Hizballah in Africa, and Questions for Future Research

This is a short post from Tony Wege. You can read the full article, for free, here.

Hizballah’s experience in Africa has roots that were established in the 1980s so the organization’s presence in Africa is nothing new. Understanding how that ongoing presence affects the group is perhaps worth discussing. That Hizballah exists in Africa is only noteworthy; it is the significance of Hizballah in Africa which may be interesting. The significance is two-fold; first, Hizballah’s African roots are significant because they add to the strategic depth to the organization. Revenue both through the diaspora Shi’a communities in Africa and criminal enterprise flows to Hizballah from sources not easily choked off by hostile security services. Second, the symbiotic relationship between Iran’s Pasdaran Quds and Hizballah is furthered by the ability of both entities to act in the African space.

There is not an extensive literature on the Hizballah Quds existence in Africa, creating substantial opportunity for scholars to develop this body of knowledge. Such knowledge may be of some use to policymakers and/or students of contemporary African politics, Hizballah, or Quds. Conventional node and link analysis collating Hizballah-Quds activities with geospatial points across the continent is one approach to building this body of knowledge but certainly is not the only one. Looking at the potential for Hizballah-Quds interaction with affiliates of al-Qaeda and/or Africom security affiliates in African states is another approach which could suggest some interesting linkages. Some potential developments based on these linkages may be of reasonable probability, significant impact, and might be established with high confidence. For example, both Hizballah-Quds and al-Qaeda often use the same criminal networks to facilitate revenue flow to the respective organizations. The interest of such connections to policy makers for targeting is obvious.

One perhaps underappreciated phenomenon is the extent to which the Horn of Africa is now playing a more significant role in the larger Near Eastern conflict. Political space on the Horn, with some exception, has always been characterized by large more or less ungoverned spaces. What is different in the last generation is the attempt by actors in modern Near Eastern conflicts to exploit those spaces to further their goals in the Near East. The Iranian attempt to exploit the Sudan to further its ambition to become the dominant Near Eastern power is a case-in-point. Similarly, local Islamist bodies such as al-Shabab that historically would have developed and been relevant only in the space they directly governed are now occasionally affiliating with al-Qaeda and becoming actors in al-Qaeda’s larger conflict with the United States. This brings the African Command, Africom, and the United States into a more direct role on the Horn to protect its interests in the Near East.

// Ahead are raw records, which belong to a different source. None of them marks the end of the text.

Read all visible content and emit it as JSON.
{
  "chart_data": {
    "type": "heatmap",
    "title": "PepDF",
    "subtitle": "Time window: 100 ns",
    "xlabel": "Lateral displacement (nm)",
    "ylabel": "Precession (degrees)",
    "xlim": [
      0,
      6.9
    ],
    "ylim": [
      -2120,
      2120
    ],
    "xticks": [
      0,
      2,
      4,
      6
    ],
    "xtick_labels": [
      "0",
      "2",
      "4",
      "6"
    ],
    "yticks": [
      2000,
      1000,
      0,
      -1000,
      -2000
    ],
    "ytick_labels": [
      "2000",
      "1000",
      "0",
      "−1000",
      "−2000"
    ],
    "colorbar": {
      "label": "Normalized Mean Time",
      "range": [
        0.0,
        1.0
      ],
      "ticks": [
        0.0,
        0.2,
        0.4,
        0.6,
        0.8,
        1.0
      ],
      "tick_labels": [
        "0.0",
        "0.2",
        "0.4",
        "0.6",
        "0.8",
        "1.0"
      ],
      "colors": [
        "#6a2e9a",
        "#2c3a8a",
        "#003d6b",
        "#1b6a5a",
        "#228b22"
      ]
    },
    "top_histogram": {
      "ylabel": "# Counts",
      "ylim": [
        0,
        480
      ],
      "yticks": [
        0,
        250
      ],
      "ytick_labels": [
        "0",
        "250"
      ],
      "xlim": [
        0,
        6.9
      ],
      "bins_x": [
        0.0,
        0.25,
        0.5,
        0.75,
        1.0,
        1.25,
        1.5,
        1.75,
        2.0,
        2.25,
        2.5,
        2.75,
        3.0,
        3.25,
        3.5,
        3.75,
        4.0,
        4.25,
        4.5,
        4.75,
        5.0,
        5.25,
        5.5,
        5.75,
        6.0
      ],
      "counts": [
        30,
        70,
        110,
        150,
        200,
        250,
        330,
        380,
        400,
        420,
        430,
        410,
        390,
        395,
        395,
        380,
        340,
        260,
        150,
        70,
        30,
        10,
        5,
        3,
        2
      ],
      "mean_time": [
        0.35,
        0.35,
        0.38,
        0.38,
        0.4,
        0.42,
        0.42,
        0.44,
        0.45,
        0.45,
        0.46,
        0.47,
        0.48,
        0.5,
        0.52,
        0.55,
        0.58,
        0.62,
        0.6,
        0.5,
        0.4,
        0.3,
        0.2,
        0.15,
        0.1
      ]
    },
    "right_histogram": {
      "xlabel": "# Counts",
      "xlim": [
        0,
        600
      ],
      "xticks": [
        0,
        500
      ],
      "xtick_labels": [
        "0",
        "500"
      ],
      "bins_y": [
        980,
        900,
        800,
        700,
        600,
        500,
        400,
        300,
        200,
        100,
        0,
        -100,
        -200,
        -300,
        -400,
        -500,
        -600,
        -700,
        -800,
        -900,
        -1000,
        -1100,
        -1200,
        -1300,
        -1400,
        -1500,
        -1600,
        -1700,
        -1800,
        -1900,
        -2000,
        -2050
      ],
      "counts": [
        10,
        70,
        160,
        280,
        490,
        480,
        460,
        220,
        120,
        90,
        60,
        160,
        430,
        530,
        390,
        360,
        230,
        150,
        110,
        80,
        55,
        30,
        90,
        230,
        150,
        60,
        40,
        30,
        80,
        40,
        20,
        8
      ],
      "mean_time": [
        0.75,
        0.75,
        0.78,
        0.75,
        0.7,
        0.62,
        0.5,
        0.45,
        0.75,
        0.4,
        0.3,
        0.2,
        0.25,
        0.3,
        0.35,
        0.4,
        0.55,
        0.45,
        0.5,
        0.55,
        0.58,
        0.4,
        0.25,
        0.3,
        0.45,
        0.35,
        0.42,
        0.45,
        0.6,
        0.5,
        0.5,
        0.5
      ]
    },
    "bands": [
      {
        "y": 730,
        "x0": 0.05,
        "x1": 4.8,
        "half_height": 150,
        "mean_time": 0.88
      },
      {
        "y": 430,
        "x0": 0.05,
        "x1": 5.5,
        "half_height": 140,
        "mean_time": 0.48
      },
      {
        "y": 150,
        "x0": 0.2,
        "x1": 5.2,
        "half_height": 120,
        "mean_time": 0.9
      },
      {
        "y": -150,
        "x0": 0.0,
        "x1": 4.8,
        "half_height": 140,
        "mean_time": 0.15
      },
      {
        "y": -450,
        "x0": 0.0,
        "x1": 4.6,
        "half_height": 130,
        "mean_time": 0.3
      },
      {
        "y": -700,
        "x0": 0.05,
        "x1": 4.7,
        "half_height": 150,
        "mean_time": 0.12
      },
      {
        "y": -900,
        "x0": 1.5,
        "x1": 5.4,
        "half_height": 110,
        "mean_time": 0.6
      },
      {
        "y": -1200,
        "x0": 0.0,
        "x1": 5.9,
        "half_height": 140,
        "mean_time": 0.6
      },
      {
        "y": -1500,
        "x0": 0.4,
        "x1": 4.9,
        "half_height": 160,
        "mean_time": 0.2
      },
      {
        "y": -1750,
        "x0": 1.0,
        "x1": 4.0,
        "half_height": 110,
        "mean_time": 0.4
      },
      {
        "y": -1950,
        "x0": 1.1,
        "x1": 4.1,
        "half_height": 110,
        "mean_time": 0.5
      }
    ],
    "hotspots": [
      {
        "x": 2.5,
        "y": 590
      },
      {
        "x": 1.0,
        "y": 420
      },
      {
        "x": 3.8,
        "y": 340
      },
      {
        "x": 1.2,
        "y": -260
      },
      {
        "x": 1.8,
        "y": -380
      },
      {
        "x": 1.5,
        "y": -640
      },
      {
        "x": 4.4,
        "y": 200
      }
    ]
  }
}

It is unexpected that an organization like Hizballah acting on behalf of the relatively small Shi’a population in Lebanon and in alliance with a major power like Iran should develop a worldwide support infrastructure. By comparison, in the 1970s the Berne Club and its counterterrorism group, better known by its communication node – then called Kilowatt – tracked European radicals such as Italy’s Red Brigades and Germany’s Baader Meinhof Gang. The counterterrorism group did not find an extensive and globally dispersed infrastructure with these European radicals as we are now seeing with Hizballah-Quds. That is interesting.

Why are these modern Islamic groups different than the ideologically driven Marxist groups in the mid-late twentieth century? Likewise, what are the differences between the Hizballah infrastructure in Africa and the Hizballah infrastructure in Latin America? These are perhaps fruitful areas for further investigation.